In that way they are within our reach, possible travel destinations. But we soon surmise that these are a special kind of islands. You don't find them on ordinary charts and yet they exist, like promises or dangers pointed out by human imagination. But are they inventions or discoveries? That is: are they  sheer creations of our imagination. Or did they already exist before they got their names and descriptions? Mirages are hanging in the air. The thirsty riders of the desert caravan can see an oasis soaring above the horizon. Seafarers far out to sea can see an island floating in the air. But the distance to the mirages is impossible to bridge. Yet they exist as physic realities created by air and light. From Bering's voyage round the North East Passage it was told that the sun was rising and breaking the polar night several days before the date in the calendar. That was no imagination by sailors tired of eternal darkness, but the capability of the atmosphere to transport the image of the sun.

                      So let us think of these formations as imagined islands or mirages. Yet they are so immediately tangible that we would be able to touch them. Let a finger stroke over its surface and feel how coarse or smooth it is.
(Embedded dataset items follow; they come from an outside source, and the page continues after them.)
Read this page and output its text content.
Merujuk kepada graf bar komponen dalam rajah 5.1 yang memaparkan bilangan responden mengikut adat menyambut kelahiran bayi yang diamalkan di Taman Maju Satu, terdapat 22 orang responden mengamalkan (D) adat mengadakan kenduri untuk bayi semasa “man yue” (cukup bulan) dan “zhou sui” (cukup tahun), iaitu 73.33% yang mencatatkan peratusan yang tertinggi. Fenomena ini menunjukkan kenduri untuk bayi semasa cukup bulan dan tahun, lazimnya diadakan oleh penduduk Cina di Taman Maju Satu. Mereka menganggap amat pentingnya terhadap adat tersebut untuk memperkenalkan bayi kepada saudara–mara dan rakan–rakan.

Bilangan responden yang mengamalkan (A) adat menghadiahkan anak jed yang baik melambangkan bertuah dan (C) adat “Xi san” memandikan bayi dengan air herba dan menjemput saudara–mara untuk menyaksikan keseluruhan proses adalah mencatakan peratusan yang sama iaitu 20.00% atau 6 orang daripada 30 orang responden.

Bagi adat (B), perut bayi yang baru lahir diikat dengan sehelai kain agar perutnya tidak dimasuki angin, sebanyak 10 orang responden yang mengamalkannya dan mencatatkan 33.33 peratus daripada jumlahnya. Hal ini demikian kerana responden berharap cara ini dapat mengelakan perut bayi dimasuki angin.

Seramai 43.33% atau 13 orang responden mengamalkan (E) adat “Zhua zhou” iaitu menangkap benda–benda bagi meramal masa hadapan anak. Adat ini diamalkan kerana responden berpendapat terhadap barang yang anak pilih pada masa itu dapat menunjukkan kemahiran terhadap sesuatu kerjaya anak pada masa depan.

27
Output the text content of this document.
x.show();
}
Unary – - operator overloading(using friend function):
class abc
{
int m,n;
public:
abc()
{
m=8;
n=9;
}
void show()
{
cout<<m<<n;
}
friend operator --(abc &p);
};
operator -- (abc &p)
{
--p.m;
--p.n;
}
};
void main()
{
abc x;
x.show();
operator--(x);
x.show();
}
We can walk around them and watch their folds and wreaths. It says they are of plate and should have a considerable weight? Yet we perceive that what we see is just an outside like the skin on our body. What can be found underneath? Is what we are seeing just a very thin film stretched out to make the form visible? We might get the impression of a mold, in fact as simple and tangible as the cake pan in the kitchen drawer. What we see is in that way a sort of models – but not models "of" something already existing, but "for" something that would be possible to create. But in that case perhaps as a sort of  re-creating of memories? Recollections of a returning traveller who in a piece of plate is trying to give the rest of us an idea of something earlier unseen. No wind is blowing over these islands. No trees with branches and foliage raise. No grass, no mycelium. No worms, no birds. Islands without greenery. Gray islands. Gray folds and wreaths. No wonder if the spectator suddenly remembers a moment in a museum – at a glass show-case with a human brain preserved in a bottle. A strange feeling. The peculiar in standing there and amazed seem to be seeing one's own gray matter. The crisp, vulnerable and at the same time very consistent mass. A piece of interior geology common to all human beings since long ago. The twelve hundred grams. The neurolgoists even talk about a special area of islands in the brain, called insula from the Latin word for island.